Bob Coffield’s recent post on a pending reconsideration of a West Virginia CON issued to The Carlyle Group (a private equity firm) for the acquisition of HCR Manor Care (a publicly-traded company with about 275 nursing facilities nationwide) got me thinking about the appropriateness of using these sorts of procedural acrobatics to address what may or may not be legitimate concerns about quality of care and transparency.
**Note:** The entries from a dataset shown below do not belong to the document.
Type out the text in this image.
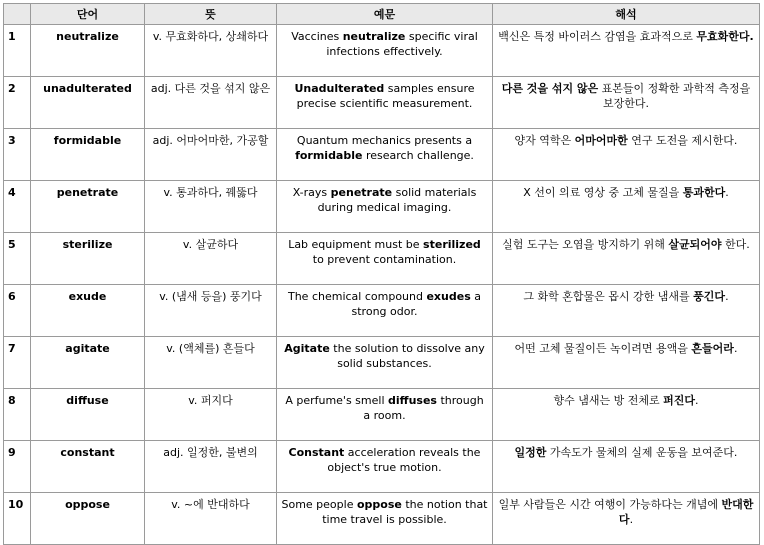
	단어	뜻	예문	해석
1	neutralize	v. 무효화하다, 상쇄하다	Vaccines neutralize specific viral infections effectively.	백신은 특정 바이러스 감염을 효과적으로 무효화한다.
2	unadulterated	adj. 다른 것을 섞지 않은	Unadulterated samples ensure precise scientific measurement.	다른 것을 섞지 않은 표본들이 정확한 과학적 측정을 보장한다.
3	formidable	adj. 어마어마한, 가공할	Quantum mechanics presents a formidable research challenge.	양자 역학은 어마어마한 연구 도전을 제시한다.
4	penetrate	v. 통과하다, 꿰뚫다	X-rays penetrate solid materials during medical imaging.	X 선이 의료 영상 중 고체 물질을 통과한다.
5	sterilize	v. 살균하다	Lab equipment must be sterilized to prevent contamination.	실험 도구는 오염을 방지하기 위해 살균되어야 한다.
6	exude	v. (냄새 등을) 풍기다	The chemical compound exudes a strong odor.	그 화학 혼합물은 몹시 강한 냄새를 풍긴다.
7	agitate	v. (액체를) 흔들다	Agitate the solution to dissolve any solid substances.	어떤 고체 물질이든 녹이려면 용액을 흔들어라.
8	diffuse	v. 퍼지다	A perfume's smell diffuses through a room.	향수 냄새는 방 전체로 퍼진다.
9	constant	adj. 일정한, 불변의	Constant acceleration reveals the object's true motion.	일정한 가속도가 물체의 실제 운동을 보여준다.
10	oppose	v. ~에 반대하다	Some people oppose the notion that time travel is possible.	일부 사람들은 시간 여행이 가능하다는 개념에 반대한다.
SEIU 1199, the party that called for reconsideration, opposes transactions like this one all around the country, and even testified recently at the House Ways and Means Committee hearing on nursing facility ownership and accountability — the same day it filed its request for reconsideration in West Virginia, by the way. The hearing focused on the advisability of allowing private equity firms to own nursing facilities through subsidiary corporations, given the opacity of the corporate structure, insulation of the folks at the top from liability for substandard care that may be provided at individual facilities, and general alleged propensity of private equity firms to cut costs in order to pump up profits at the expense of patient care. See the NY Times article on this issue, a few weeks ago, covering the hearing. The industry associations (still controlled by the public companies, as the private equity folks own just a small percentage of nursing facilities nationwide) seem to be carrying the water on this issue; The Carlyle Group didn’t even show up at the Ways & Means hearing.
Seems to me that SEIU is in this largely for the membership: Manor Care is essentially an open shop, and SEIU is presumably looking to cut a deal with management to ensure enrollment of a few new members among the company’s 60,000+ employees. (Tip of the hat to Politico.)
The key principled objection seems to be lack of accountability, though to hear the advocates tell the tale, it’s hard to see how regulators could hold anyone less accountable than they’ve held the large publicly traded companies (and their operating subsidiaries) that are now being bought up by private equity firms. While the public companies — and the private equity firms — are all subject to the same licensure and certification standards as any local business owning and operating a nursing facility, in many states, they were (and are) considered "too big to fail." Single-purpose entities and insulation of CEOs from front-line operational responsibility are nothing new; they’ve been part of corporate America — and part of the medical-industrial complex — for quite a while now.
Rather than simply continuing the demonization of for-profit ownership of health care operations, I hope that this dialogue results in one of three things: (1) some reasonable concrete standards for review of changes in ownership, and operations, of nursing facilities (hard to write, hard to enforce); (2) a policy decision that all health care facilities must be owned and operated by not-for-profit or governmental entities (not bloody likely); or (3) an acknowledgment that the present system, however imperfect, represents a reasonable balancing of interests. The complaints are not new; the proposed solutions are not new. Spinning wheels in political machinery are not new. Perhaps there can be a new accommodation of interests so that appropriate operations of facilities, with a reasonable degree of accountability and transparency, can take place even in the presence of private equity ownership.